Reply To: Defacing Buildings with Lighting
What I mean about afar is not to attach spotlights etc to major classicals merely for the effect the light creates such as streams of light cast upwards between windows etc, which disregards the building as a whole, and which often make a structure look messy and cluttered. Diffused light from a relative distance, or even close up if it is distributed well, as a general rule is more sympathetic to the architecture of such major buildings – generally, which I should have said before.
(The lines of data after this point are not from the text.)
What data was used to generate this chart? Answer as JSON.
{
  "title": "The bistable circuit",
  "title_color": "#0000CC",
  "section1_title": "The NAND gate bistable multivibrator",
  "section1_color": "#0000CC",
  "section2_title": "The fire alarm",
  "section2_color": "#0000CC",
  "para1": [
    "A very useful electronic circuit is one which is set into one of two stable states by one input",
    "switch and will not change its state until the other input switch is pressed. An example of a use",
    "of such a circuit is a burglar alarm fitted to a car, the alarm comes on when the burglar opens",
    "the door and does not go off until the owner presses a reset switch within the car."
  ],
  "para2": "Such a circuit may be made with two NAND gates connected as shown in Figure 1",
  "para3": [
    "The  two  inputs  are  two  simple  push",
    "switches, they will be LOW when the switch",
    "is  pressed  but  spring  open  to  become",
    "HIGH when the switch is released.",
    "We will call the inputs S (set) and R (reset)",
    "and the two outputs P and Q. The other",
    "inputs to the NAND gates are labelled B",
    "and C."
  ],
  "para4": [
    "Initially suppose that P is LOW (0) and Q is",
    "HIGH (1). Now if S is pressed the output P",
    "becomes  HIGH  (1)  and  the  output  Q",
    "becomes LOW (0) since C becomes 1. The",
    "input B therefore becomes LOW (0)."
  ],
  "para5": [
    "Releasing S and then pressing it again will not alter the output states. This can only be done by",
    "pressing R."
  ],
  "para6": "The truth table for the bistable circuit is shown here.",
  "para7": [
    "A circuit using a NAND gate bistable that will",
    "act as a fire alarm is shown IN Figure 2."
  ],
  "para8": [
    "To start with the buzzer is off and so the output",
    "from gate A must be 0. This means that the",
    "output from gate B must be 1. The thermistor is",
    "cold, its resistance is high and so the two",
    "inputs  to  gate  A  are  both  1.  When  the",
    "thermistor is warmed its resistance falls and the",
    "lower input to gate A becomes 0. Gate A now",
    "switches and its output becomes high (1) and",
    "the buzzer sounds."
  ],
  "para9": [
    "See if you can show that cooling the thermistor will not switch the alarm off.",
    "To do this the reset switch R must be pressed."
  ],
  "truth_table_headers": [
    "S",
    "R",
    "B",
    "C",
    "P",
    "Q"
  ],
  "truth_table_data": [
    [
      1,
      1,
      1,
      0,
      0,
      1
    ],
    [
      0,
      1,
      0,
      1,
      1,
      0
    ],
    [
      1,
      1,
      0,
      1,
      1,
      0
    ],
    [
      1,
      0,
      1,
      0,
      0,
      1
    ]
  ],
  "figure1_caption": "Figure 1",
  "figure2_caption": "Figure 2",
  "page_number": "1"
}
Of course it is all about considering the architecture and context, something which is never done in this country, and different treatment works for different buildings. A major gripe is that little details are often lit, but look ridiculous in the context of the whole structure. I mean the Custom House is a classic example I think where simple broad diffused light works well (albeit appallingly executed), and the silly spots casting a different colour temperature onto the pediment be done away with, they are trivial and not consistant with the lighting of the building as a whole. It’s such a shame it’s not properly lit considering the magnificent job the OPW carried out. The same goes for Leinster House and others.
In contrast, the OPW job on Govt Bldgs works well because it doesn’t indulge in such inconsistancy.
Another gem is the BOI Arts centre on Foster Place with two simple floodlights behind the twin columns, that play on their bold profiles and cast menacing shadows, simple and effective.
Detailed lighting using modern methods does of course work, but it’s being increasingly used just because it’s possible.